Monday, November 29, 2010

Appreciating Where We Are Going...

The holidays are upon us and many traditions in families will be repeated with some new additions created to bring holiday cheer. The spirit of friendship, football, cooking, and decorating is inevitably in the air. This holiday season there are many things to look forward to warming our hearts: Christmas tree decorating, snow sledding, hot cocoa making, sitting beside the fireplace, singing holiday hymns, dressing Christmas cookies, attending social gatherings, watching holiday movies, and stringing up Christmas lights in the cool weather to name a few.

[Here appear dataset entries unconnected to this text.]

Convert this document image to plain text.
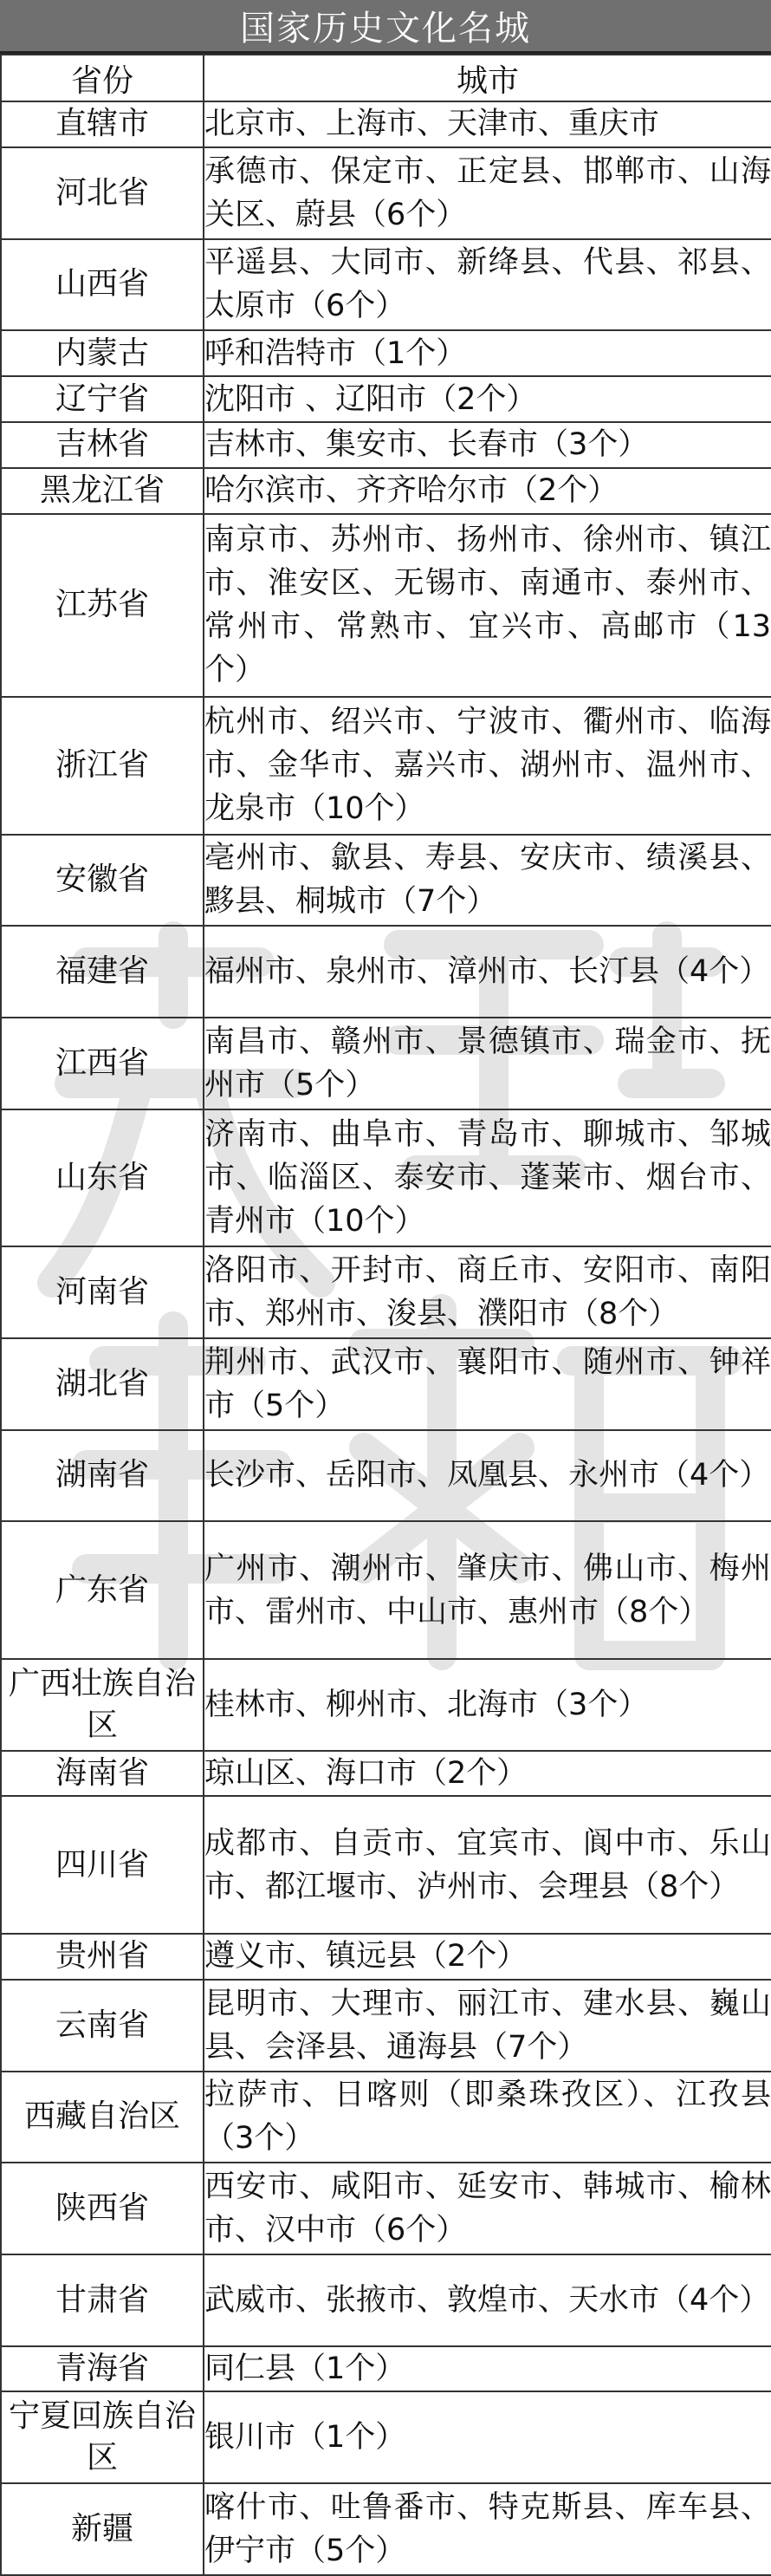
国家历史文化名城
省份	城市
直辖市	北京市、上海市、天津市、重庆市
河北省	承德市、保定市、正定县、邯郸市、山海关区、蔚县（6个）
山西省	平遥县、大同市、新绛县、代县、祁县、太原市（6个）
内蒙古	呼和浩特市（1个）
辽宁省	沈阳市 、辽阳市（2个）
吉林省	吉林市、集安市、长春市（3个）
黑龙江省	哈尔滨市、齐齐哈尔市（2个）
江苏省	南京市、苏州市、扬州市、徐州市、镇江市、淮安区、无锡市、南通市、泰州市、常州市、常熟市、宜兴市、高邮市（13个）
浙江省	杭州市、绍兴市、宁波市、衢州市、临海市、金华市、嘉兴市、湖州市、温州市、龙泉市（10个）
安徽省	亳州市、歙县、寿县、安庆市、绩溪县、黟县、桐城市（7个）
福建省	福州市、泉州市、漳州市、长汀县（4个）
江西省	南昌市、赣州市、景德镇市、瑞金市、抚州市（5个）
山东省	济南市、曲阜市、青岛市、聊城市、邹城市、临淄区、泰安市、蓬莱市、烟台市、青州市（10个）
河南省	洛阳市、开封市、商丘市、安阳市、南阳市、郑州市、浚县、濮阳市（8个）
湖北省	荆州市、武汉市、襄阳市、随州市、钟祥市（5个）
湖南省	长沙市、岳阳市、凤凰县、永州市（4个）
广东省	广州市、潮州市、肇庆市、佛山市、梅州市、雷州市、中山市、惠州市（8个）
广西壮族自治区	桂林市、柳州市、北海市（3个）
海南省	琼山区、海口市（2个）
四川省	成都市、自贡市、宜宾市、阆中市、乐山市、都江堰市、泸州市、会理县（8个）
贵州省	遵义市、镇远县（2个）
云南省	昆明市、大理市、丽江市、建水县、巍山县、会泽县、通海县（7个）
西藏自治区	拉萨市、日喀则（即桑珠孜区）、江孜县（3个）
陕西省	西安市、咸阳市、延安市、韩城市、榆林市、汉中市（6个）
甘肃省	武威市、张掖市、敦煌市、天水市（4个）
青海省	同仁县（1个）
宁夏回族自治区	银川市（1个）
新疆	喀什市、吐鲁番市、特克斯县、库车县、伊宁市（5个）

Reflecting back on 2010, there are many blessings and this is a time to step back and reflect on what we have and those being built. It is also important in our lives to recognize the changes we have endured, and continue to adapt to, managing our lifestyles and livelihoods, staying ahead of the curves in life. Though we are progressing ahead with some uncertainties and hopes for our nation to restore its economic vitality, we must keep moving ahead to see the light that reaches beyond the next bend.

Like many of you, this year I made an important decision in my life to blend my education and skills into the industry. I am employed as the Director of Curriculum Development, focused on building allied healthcare workforce development. It is a blessing to see my healthcare business expand into the industry, serving my client's needs, solving complexities in healthcare, and enabling our skills to meld into new goals together.

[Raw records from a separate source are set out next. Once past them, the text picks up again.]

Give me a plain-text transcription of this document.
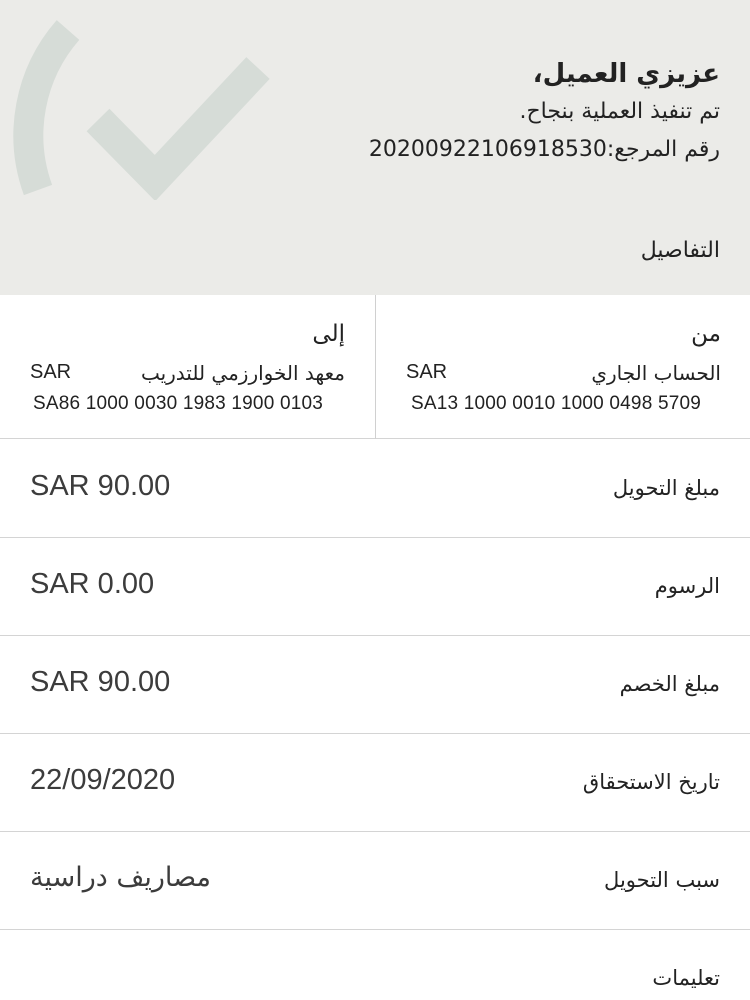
عزيزي العميل،
تم تنفيذ العملية بنجاح.
رقم المرجع:20200922106918530
التفاصيل
من
الحساب الجاري
SAR
SA13 1000 0010 1000 0498 5709
إلى
معهد الخوارزمي للتدريب
SAR
SA86 1000 0030 1983 1900 0103
مبلغ التحويل
SAR 90.00
الرسوم
SAR 0.00
مبلغ الخصم
SAR 90.00
تاريخ الاستحقاق
22/09/2020
سبب التحويل
مصاريف دراسية
تعليمات
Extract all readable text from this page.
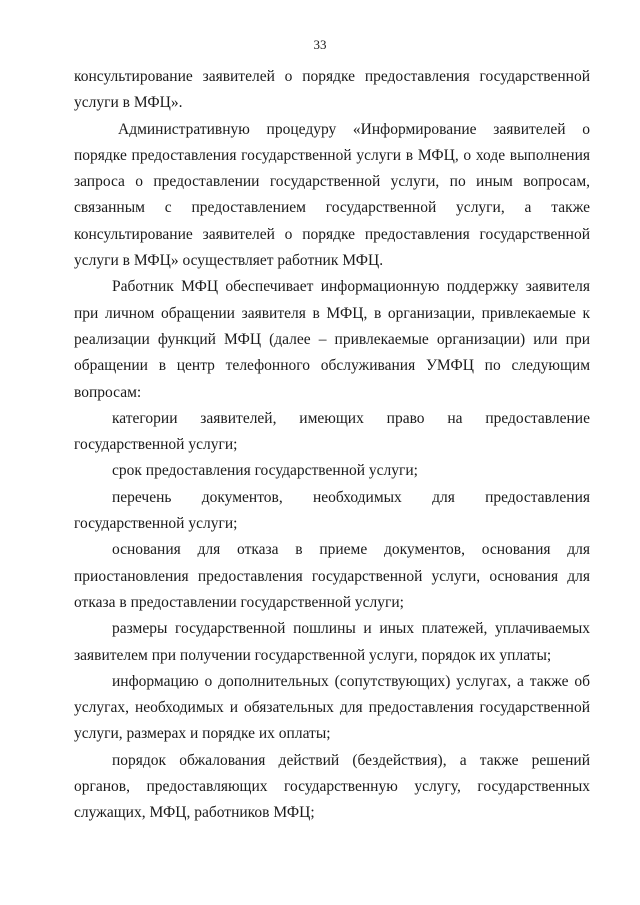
33

консультирование заявителей о порядке предоставления государственной услуги в МФЦ».

Административную процедуру «Информирование заявителей о порядке предоставления государственной услуги в МФЦ, о ходе выполнения запроса о предоставлении государственной услуги, по иным вопросам, связанным с предоставлением государственной услуги, а также консультирование заявителей о порядке предоставления государственной услуги в МФЦ» осуществляет работник МФЦ.

Работник МФЦ обеспечивает информационную поддержку заявителя при личном обращении заявителя в МФЦ, в организации, привлекаемые к реализации функций МФЦ (далее – привлекаемые организации) или при обращении в центр телефонного обслуживания УМФЦ по следующим вопросам:

категории заявителей, имеющих право на предоставление государственной услуги;

срок предоставления государственной услуги;

перечень документов, необходимых для предоставления государственной услуги;

основания для отказа в приеме документов, основания для приостановления предоставления государственной услуги, основания для отказа в предоставлении государственной услуги;

размеры государственной пошлины и иных платежей, уплачиваемых заявителем при получении государственной услуги, порядок их уплаты;

информацию о дополнительных (сопутствующих) услугах, а также об услугах, необходимых и обязательных для предоставления государственной услуги, размерах и порядке их оплаты;

порядок обжалования действий (бездействия), а также решений органов, предоставляющих государственную услугу, государственных служащих, МФЦ, работников МФЦ;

The healthcare industry is certainly on the minds of many Americans, as are the health professionals who serve in this line of work. Refined medical procedures, treatment modalities, and technological advancements will reshape our healthcare out of necessity to further solve complex medical problems plaguing our nation. There is a true appreciation, walking an evolving career path, similar to all of you to building patient safety modalities into model curriculums, ensuring standards of practice are instituted into the medical record process.

Through government incentives, electronic medical records will become a fluid part of medical practices. Structured, encoded speech recognition, enabled through natural language speech processing, will allow physician-preferred workflow practices to ensue. The human knowledge worker, trained and skilled through formal education and speech recognition editing course curriculums, will be prepared and equipped to remain the benchmark of physician-dictation workflow processes. One must prepare ahead of the curve for best positioning.

Similarly, the medical coding and billing profession is also experiencing dynamic and rapid change with technologies of computer-assisted coding. Together medical language specialists and medical insurance specialists have similarities in documentation collaboration, creation, and delivery to the end point. Both allied health professionals will remain vital components to documentation creation and the art and science to establish a complete medical record workflow process, telling a patients' complete medical records story.

Regardless of data entry input method, the key will be to ensure the workforce follows the trend and enters the profession to create opportunities of delivering medical records at the point-of-care for the patient. Sophisticated developments in cell phones, digital recorders, computer entry, personal health records, GPS entry, and telemedicine will have its place and increase market share in the foreseeable future. Continuing education is necessary to keep up with the trends, laws, and regulations affecting medical data specialists.

The career opportunities today are very diverse with new paths being created and opened every day. Distance learning opportunities through approved partnered healthcare associations will open the doors to your future and allow transition in our healthcare system during this vital moment in time .

If you have been contemplating adding to your skill set, retooling, or learning a second trade with your skills established, the time is now to begin additional career training. This is an investment made in yourself. Our nation, healthcare industry, and communities (rural or urban) need your expertise to bridge the gaps in preparation for medical records implementation and established health information exchange systems. Healthcare will undergo significant change over the course of the next 4 years, transitioning, and reshaping itself.

I encourage everyone to consider an allied health professional career, where interest is deemed. The opportunities are endless long term - use your background, experience, prior education, and resources you have to evolve into a hybrid career that bridges the gaps in professional workplaces. Data analysts, registrars, educators, health information managers, information technologists, information exchange collaborators, community leaders, and regional extension center implementers are in demand with new enroads in the future.

As this New Year approaches, reach out and make some important choices in yourself that will continue to grow your knowledge and education for the benefit of continued patient safety, medical records administrators and physicians, hospitals transitioning to integrated electronic medical records to the envisioned National Health Information Network. It is a journey together that will branch into multiple new directions.

From a service leadership standpoint, I look forward to celebrating with you this holiday season for many areas of life, and the contribution and difference you make. Take time with your families building holiday memories and have a very blessed season, giving thanks. Enjoy your Christmas celebration and New Year's resolution. Bless you all!